Mr Burns-Williamson said: “Clearly there is pressure on policing around the investigative measures that are made available at the local level and that’s why I have been pushing PCCs through the national network to ensure that the police and crime plans that we are responsible for setting absolutely identify modern slavery as serious and organised crime so that the resources we have can be properly targeted into this crime.”
He recognises that to raise the modern slavery offence referral rate, “more dedicated resources into specialist investigative skills” are needed. But he is optimistic about the direction of the drive against modern slavery and the training and strategic planning in motion.
“The transformation Fund programme has not only been well received but well utilised by forces and PCCs and we are developing a toolkit in conjunction with a number of partners who attend the national network to ensure we try and roll out and convene those local partnerships which ultimately will be one of the keys to real success in supporting victims and enabling more prosecutions to assist them,” said Mr Burns-Williamson.
Rob Jones, the NCA lead on modern slavery and human trafficking, said the investigations were invariably complex because “many of these offences are linked to other criminality – and many of those who are involved and targeted for modern slavery might actually be charged with other offences”.
He said the NCA was now pursuing extra territorial operations against offenders leading to prosecutions through the Modern Slavery Act. H
He added: “As we move forward towards the Spending Review, what we need is a stable model that pulls together that intelligence about victims from the local, through the regional to the national, and allows us to take a national and international context to that.
“Absolutely we want to do more, and we want to use that legislation to its full extent.”
Speaking after the hearing, Mr Burns-Williamson again stressed the need for “more collaborative working, greater care for victims and survivors, as well as additional resources and training”.
“While there has been substantial progress in tackling these issues, clearly more needs to be done and I welcome the opportunity to set out how we are working with policing partners and others, to reduce such criminality and help safeguard victims and survivors of human trafficking,” he said.

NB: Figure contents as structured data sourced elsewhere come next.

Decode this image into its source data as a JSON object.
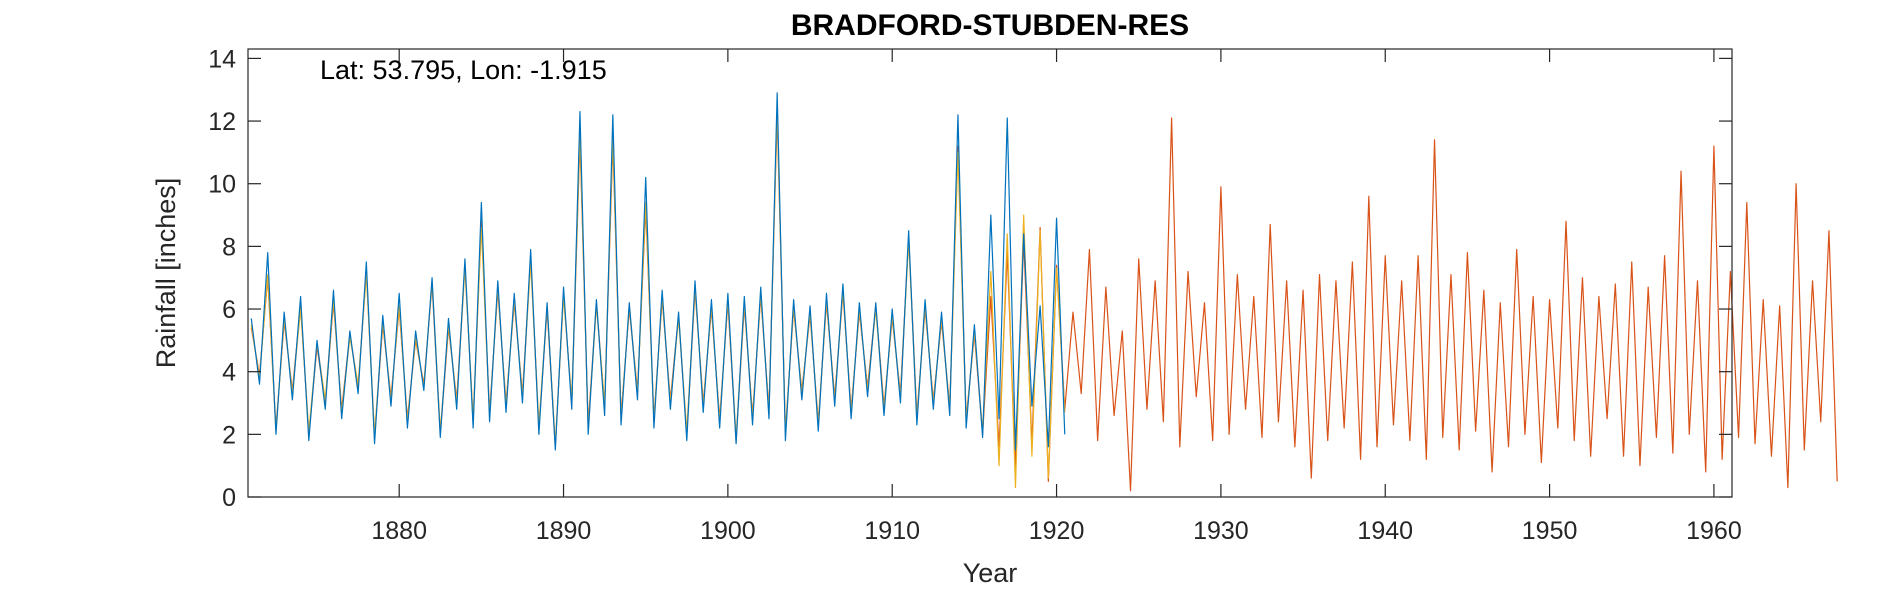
{
  "chart_data": {
    "type": "line",
    "title": "BRADFORD-STUBDEN-RES",
    "annotation": "Lat: 53.795, Lon: -1.915",
    "xlabel": "Year",
    "ylabel": "Rainfall [inches]",
    "xlim": [
      1870.8,
      1961.1
    ],
    "ylim": [
      0,
      14.3
    ],
    "xticks": [
      1880,
      1890,
      1900,
      1910,
      1920,
      1930,
      1940,
      1950,
      1960
    ],
    "xtick_labels": [
      "1880",
      "1890",
      "1900",
      "1910",
      "1920",
      "1930",
      "1940",
      "1950",
      "1960"
    ],
    "yticks": [
      0,
      2,
      4,
      6,
      8,
      10,
      12,
      14
    ],
    "ytick_labels": [
      "0",
      "2",
      "4",
      "6",
      "8",
      "10",
      "12",
      "14"
    ],
    "grid": false,
    "colors": [
      "#0072BD",
      "#D95319",
      "#EDB120"
    ],
    "series": [
      {
        "color": "#D95319",
        "x_start": 1871.0,
        "x_step": 0.5,
        "values": [
          5.4,
          3.9,
          7.0,
          2.2,
          5.6,
          3.4,
          6.1,
          2.0,
          4.8,
          3.0,
          6.2,
          2.8,
          5.2,
          3.5,
          7.2,
          1.9,
          5.5,
          3.2,
          6.0,
          2.5,
          5.0,
          3.6,
          6.8,
          2.0,
          5.4,
          3.1,
          7.4,
          2.4,
          8.8,
          2.7,
          6.6,
          3.0,
          6.2,
          3.3,
          7.6,
          2.2,
          6.0,
          1.6,
          6.5,
          3.0,
          11.4,
          2.3,
          6.2,
          2.9,
          11.3,
          2.6,
          6.0,
          3.4,
          9.2,
          2.5,
          6.3,
          3.1,
          5.8,
          2.0,
          6.6,
          3.0,
          6.0,
          2.5,
          6.2,
          1.8,
          6.1,
          2.6,
          6.4,
          2.8,
          12.2,
          2.1,
          6.0,
          3.4,
          5.8,
          2.4,
          6.2,
          3.2,
          6.5,
          2.8,
          5.9,
          3.5,
          6.1,
          2.9,
          5.7,
          3.3,
          8.3,
          2.6,
          6.0,
          3.1,
          5.6,
          2.9,
          11.2,
          2.5,
          5.2,
          2.0,
          6.4,
          1.6,
          7.8,
          0.9,
          8.2,
          1.7,
          8.6,
          0.5,
          7.4,
          2.8,
          5.9,
          3.3,
          7.9,
          1.8,
          6.7,
          2.6,
          5.3,
          0.2,
          7.6,
          2.8,
          6.9,
          2.4,
          12.1,
          1.6,
          7.2,
          3.2,
          6.2,
          1.8,
          9.9,
          2.0,
          7.1,
          2.8,
          6.4,
          1.9,
          8.7,
          2.4,
          6.9,
          1.6,
          6.6,
          0.6,
          7.1,
          1.8,
          6.9,
          2.2,
          7.5,
          1.2,
          9.6,
          1.6,
          7.7,
          2.3,
          6.9,
          1.8,
          7.7,
          1.2,
          11.4,
          1.9,
          7.1,
          1.5,
          7.8,
          2.1,
          6.6,
          0.8,
          6.2,
          1.6,
          7.9,
          2.0,
          6.4,
          1.1,
          6.3,
          2.2,
          8.8,
          1.8,
          7.0,
          1.3,
          6.4,
          2.5,
          6.8,
          1.3,
          7.5,
          1.0,
          6.7,
          1.9,
          7.7,
          1.4,
          10.4,
          2.0,
          6.9,
          0.8,
          11.2,
          1.2,
          7.2,
          1.9,
          9.4,
          1.7,
          6.3,
          1.3,
          6.1,
          0.3,
          10.0,
          1.5,
          6.9,
          2.4,
          8.5,
          0.5
        ],
        "line_width": 1.2
      },
      {
        "color": "#EDB120",
        "x_start": 1871.0,
        "x_step": 0.5,
        "values": [
          5.5,
          3.8,
          7.1,
          2.1,
          5.7,
          3.3,
          6.0,
          2.1,
          4.9,
          3.1,
          6.3,
          2.7,
          5.1,
          3.6,
          7.1,
          2.0,
          5.6,
          3.1,
          6.1,
          2.4,
          5.1,
          3.5,
          6.9,
          2.1,
          5.5,
          3.0,
          7.3,
          2.5,
          8.6,
          2.6,
          6.7,
          2.9,
          6.3,
          3.2,
          7.5,
          2.3,
          6.1,
          1.7,
          6.4,
          3.1,
          11.6,
          2.2,
          6.1,
          3.0,
          11.5,
          2.5,
          6.1,
          3.3,
          9.4,
          2.4,
          6.4,
          3.0,
          5.7,
          2.1,
          6.7,
          2.9,
          6.1,
          2.4,
          6.3,
          1.9,
          6.2,
          2.5,
          6.5,
          2.7,
          12.4,
          2.0,
          6.1,
          3.3,
          5.9,
          2.3,
          6.3,
          3.1,
          6.6,
          2.7,
          6.0,
          3.4,
          6.0,
          2.8,
          5.8,
          3.2,
          8.2,
          2.5,
          6.1,
          3.0,
          5.7,
          2.8,
          11.0,
          2.4,
          5.3,
          2.1,
          7.2,
          1.0,
          8.4,
          0.3,
          9.0,
          1.3,
          8.5,
          0.6,
          7.3,
          2.7
        ]
      },
      {
        "color": "#0072BD",
        "x_start": 1871.0,
        "x_step": 0.5,
        "values": [
          5.7,
          3.6,
          7.8,
          2.0,
          5.9,
          3.1,
          6.4,
          1.8,
          5.0,
          2.8,
          6.6,
          2.5,
          5.3,
          3.3,
          7.5,
          1.7,
          5.8,
          2.9,
          6.5,
          2.2,
          5.3,
          3.4,
          7.0,
          1.9,
          5.7,
          2.8,
          7.6,
          2.2,
          9.4,
          2.4,
          6.9,
          2.7,
          6.5,
          3.0,
          7.9,
          2.0,
          6.2,
          1.5,
          6.7,
          2.8,
          12.3,
          2.0,
          6.3,
          2.6,
          12.2,
          2.3,
          6.2,
          3.1,
          10.2,
          2.2,
          6.6,
          2.8,
          5.9,
          1.8,
          6.9,
          2.7,
          6.3,
          2.2,
          6.5,
          1.7,
          6.4,
          2.3,
          6.7,
          2.5,
          12.9,
          1.8,
          6.3,
          3.1,
          6.1,
          2.1,
          6.5,
          2.9,
          6.8,
          2.5,
          6.2,
          3.2,
          6.2,
          2.6,
          6.0,
          3.0,
          8.5,
          2.3,
          6.3,
          2.8,
          5.9,
          2.6,
          12.2,
          2.2,
          5.5,
          1.9,
          9.0,
          2.5,
          12.1,
          1.5,
          8.4,
          2.9,
          6.1,
          1.6,
          8.9,
          2.0
        ]
      }
    ]
  }
}
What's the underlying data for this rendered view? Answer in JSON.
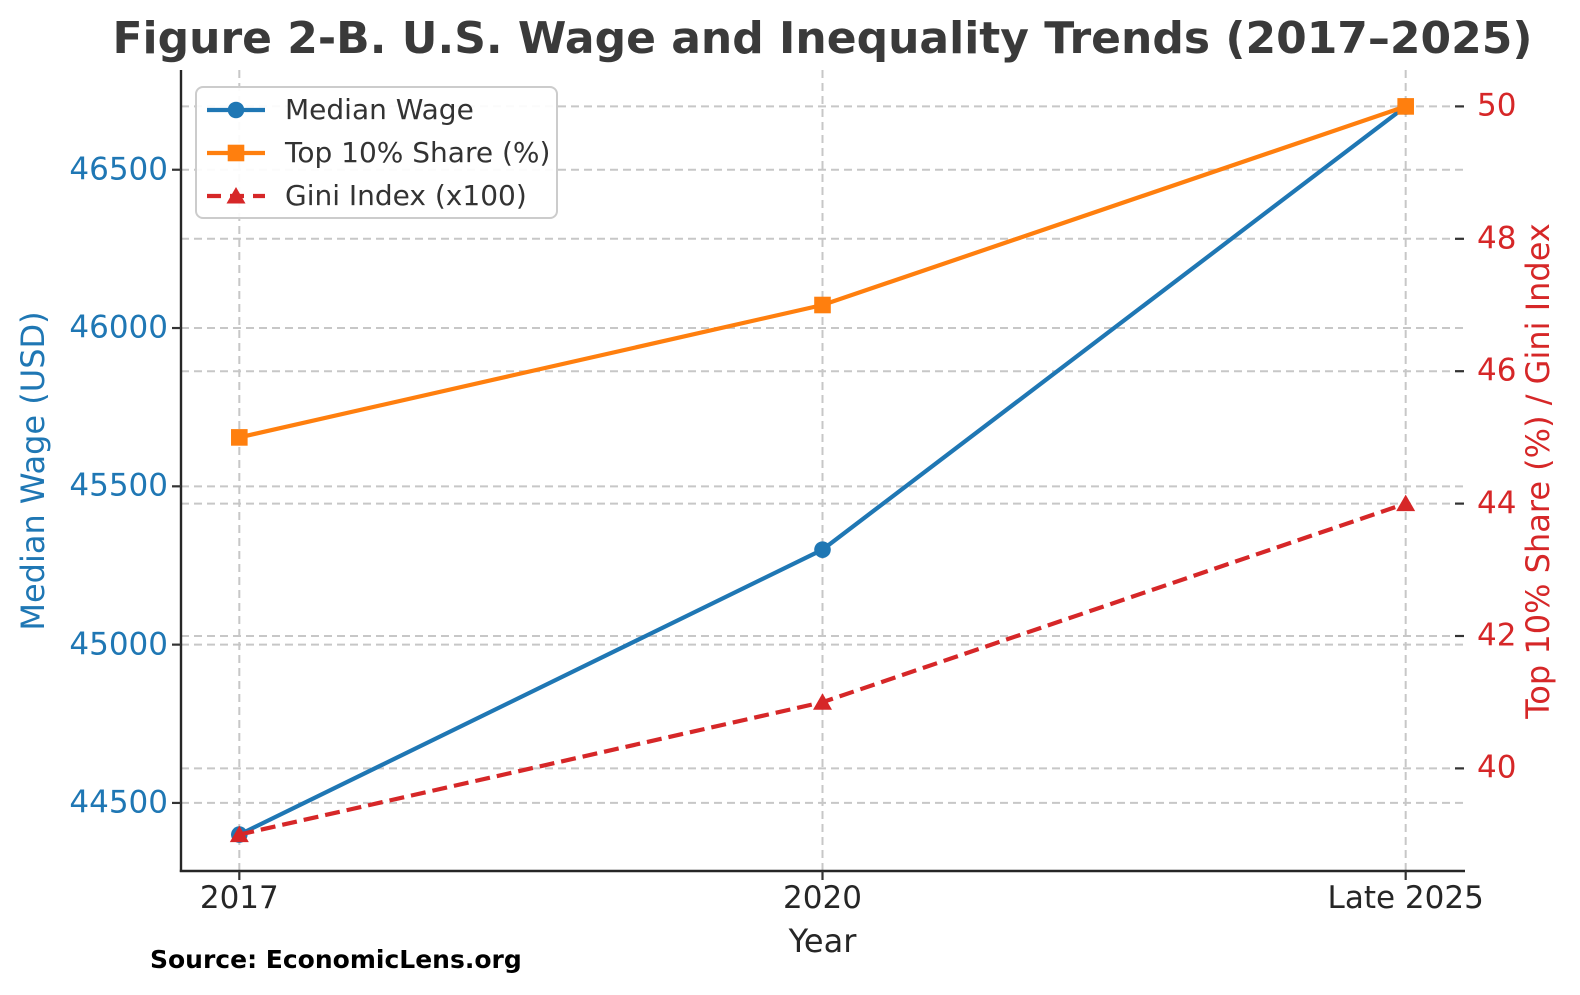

“There are significant complexities in how we tackle modern slavery; investigations are often extremely resource and time intensive, victims often don’t speak English, and some don’t even realise they are being exploited.
“The needs of the victim must be central to any response. Ensuring that there are adequate services for victims is crucial in supporting them and reducing their vulnerability through empowerment. We must continue to develop our skills, understanding and responses, raising awareness and sharing best practice through local, regional and national networks.”
He added that the roles of other organisations, particularly local authorities, health and other statutory bodies, need to be clarified so that “we can make the real difference and stop these awful abuses once and for all”.